He was born in Gdańsk, which at the time was a free city governed by the League of Nations, and today belongs to Poland. However, he had it written in his documents that his birthplace was Minsk, which at the time was in the Soviet Union and today is the capital of Belarus. This change was made by his mother, who did so for political reasons. David’s father was a doctor and a general in the Red Army. He was a hero of the Bolshevik Revolution, but fell out of favor in the 1930s and was sent to the Gulag in Siberia during the so-called Great Purge of 1938, and died there in 1949.
When war broke out between the recent allies, that is when Germany attacked the Soviet Union in 1941, David was 18 years old and joined the army as a volunteer. During the fighting he was severely wounded three times. In January 1945, the Red Army joined the January Operation to liberate the western territories of Poland, enter Germany and seize Berlin.
David served in the 322nd Rifle Division (Infantry Division) as a T-34 tank driver. A few days after the offensive began, David’s division liberated Cracow and then headed west.
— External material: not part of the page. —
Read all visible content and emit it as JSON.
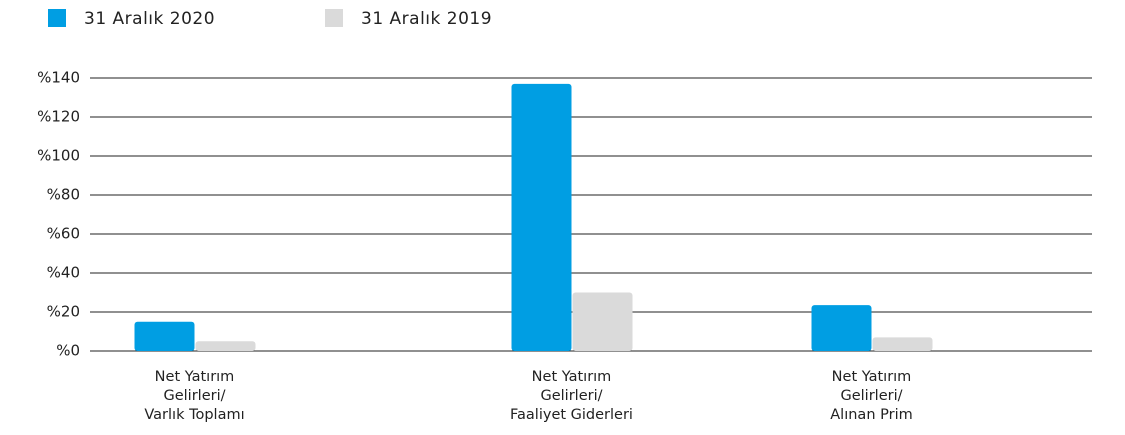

The goal of the Soviet troops in this area was to enter Silesia and occupy this heavily industrialized region. On the morning of Saturday, January 27, Red Army soldiers entered the suburbs around Oswiecim. At noon, they captured the city center. In the fighting to liberate the town and Auschwitz concentration camp, 231 Red Army soldiers were killed, and 66 were killed within the camp itself. During the liberation of the camp, David rammed the camp’s electrified fence with his T-34 tank to pave the way for the Soviet infantrymen.
Many years after the war, he recalled that he had been at the camp very shortly, but the site itself made a terrifying impression on him.
When we arrived at the site, we saw the fence and those unfortunates, we broke through the fence with our tanks. We gave the prisoners food and continued the assault. There were skeletons everywhere [in the camp] and people were coming out of the barracks shakily, sitting down and lying down among the dead.
In turn, one of the camp’s inmates recalls the liberation this way:
We heard the detonation of a grenade near the camp gate. We immediately looked out of the blocks and saw (…) several Soviet scouts. At the sight of us, the scouts lowered their weapons. There was a spontaneous greeting. Knowing Russian, I turned to the scout with the words: “Zdrastwujtie pobieditieli i oswoboditieli!” (Russian: Greetings to the conquerors and liberators). In response we heard: “Uże ye swobodnyye” (Russian: Now it is free).
David, like other Red Army soldiers, did not know where they ended up and who they liberated. They did not know the history of Auschwitz. But the deed they did became a symbol for survivors and January 27 became International Holocaust Remembrance Day,
David survived the war, after which, according to family tradition, he studied medicine. However, his passion was fencing and he devoted himself completely to this sport – first as a player, and then until 1988 as a coach of the Soviet Union’s national fencing team.